Much of the pain of learning LaTeX is removed, without reducing its functionality, by using the free/open-source cross-platform LyX front-end for LaTeX.

### LaTeX for Presentation Slides

To make slides using LaTeX, students can use these packages:

- slides – using “documentclass{slides}” in any standard LaTeX installation,
- beamer – the most common presentation package,
- powerdot– another similar presentation package,
- TexPoint – Include LaTeX code in PowerPoint presentations.

All of these options have extensive documentation online (found using the ever-helpful Google).

### LaTeX for Figures

A page about ways to include LaTeX labels on figures is here.

### LaTeX for MSWord and other word-processing programs

Students who need the power of LaTeX for formatting equations but are still using word-processing programs can use an online LaTeX equation editor to make an image of an equation to place in a document. Students who don’t know LaTeX can use the online examples as models: click “examples” & then click on an example. For MSWord, the image should be saved as a png file at 300 dpi.

### Tips and Tricks

Finally, it is probably worth pointing out to your students the techniques most commonly used by mathematicians who need to learn how to do some new trick in LaTeX:

- Searching: many universities and other institutions host LaTeX FAQs or other similar resources, and standard search engines tend to be very effective at finding some of these sites. (Some care needed when searching, of course.)
- Stealing: looking at the .tex source of a document with some desireable effect is often the quickest way to figure out how to get the same result.
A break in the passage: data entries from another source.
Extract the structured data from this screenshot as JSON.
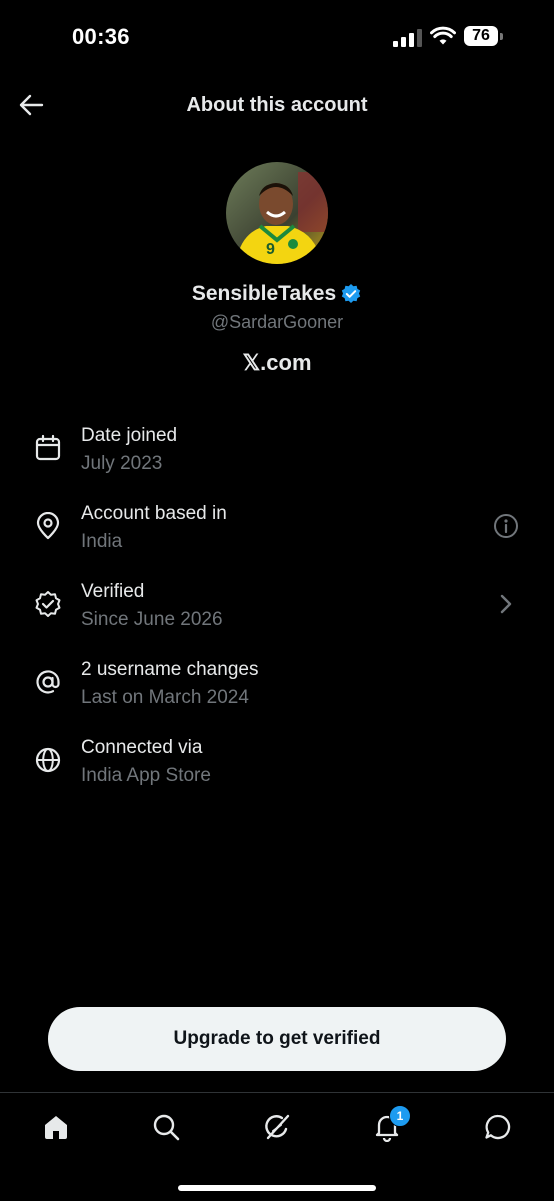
{
  "status_bar": {
    "time": "00:36",
    "battery": "76"
  },
  "header": {
    "title": "About this account"
  },
  "profile": {
    "display_name": "SensibleTakes",
    "handle": "@SardarGooner",
    "site": "𝕏.com",
    "jersey_number": "9",
    "verified_color": "#1d9bf0"
  },
  "info_items": [
    {
      "icon": "calendar-icon",
      "title": "Date joined",
      "subtitle": "July 2023"
    },
    {
      "icon": "location-pin-icon",
      "title": "Account based in",
      "subtitle": "India",
      "trailing": "info-icon"
    },
    {
      "icon": "verified-check-icon",
      "title": "Verified",
      "subtitle": "Since June 2026",
      "trailing": "chevron-right-icon"
    },
    {
      "icon": "at-sign-icon",
      "title": "2 username changes",
      "subtitle": "Last on March 2024"
    },
    {
      "icon": "globe-icon",
      "title": "Connected via",
      "subtitle": "India App Store"
    }
  ],
  "cta": {
    "label": "Upgrade to get verified"
  },
  "tab_bar": {
    "tabs": [
      "home-icon",
      "search-icon",
      "grok-icon",
      "notifications-icon",
      "messages-icon"
    ],
    "notification_count": "1"
  },
  "colors": {
    "background": "#000000",
    "text": "#e7e9ea",
    "secondary": "#71767b",
    "accent": "#1d9bf0",
    "button": "#eff3f4"
  }
}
Caveat: mathematicians are not always intelligent TeXers, so this can lead to some bad habits.

### Teaching LaTeX

Lectures may be a relatively ineffective way to teach LaTeX; students can instead teach themselves LaTeX with some guidance and support from the instructor.

In M.I.T.’s communication-intensive offering of *Real Analysis*, students are directed to various LaTeX resources and are given writing assignments that require progressively more complicated LaTeX (first just text with statement environments and a little notation, then a table, then text with figures, then figures with LaTeX labels, then slides.)

At Carnegie Mellon University, Clive Newstead introduced his students to LaTeX via a handout and in-class workshops, and then gave them an assignment of handwritten text to typset.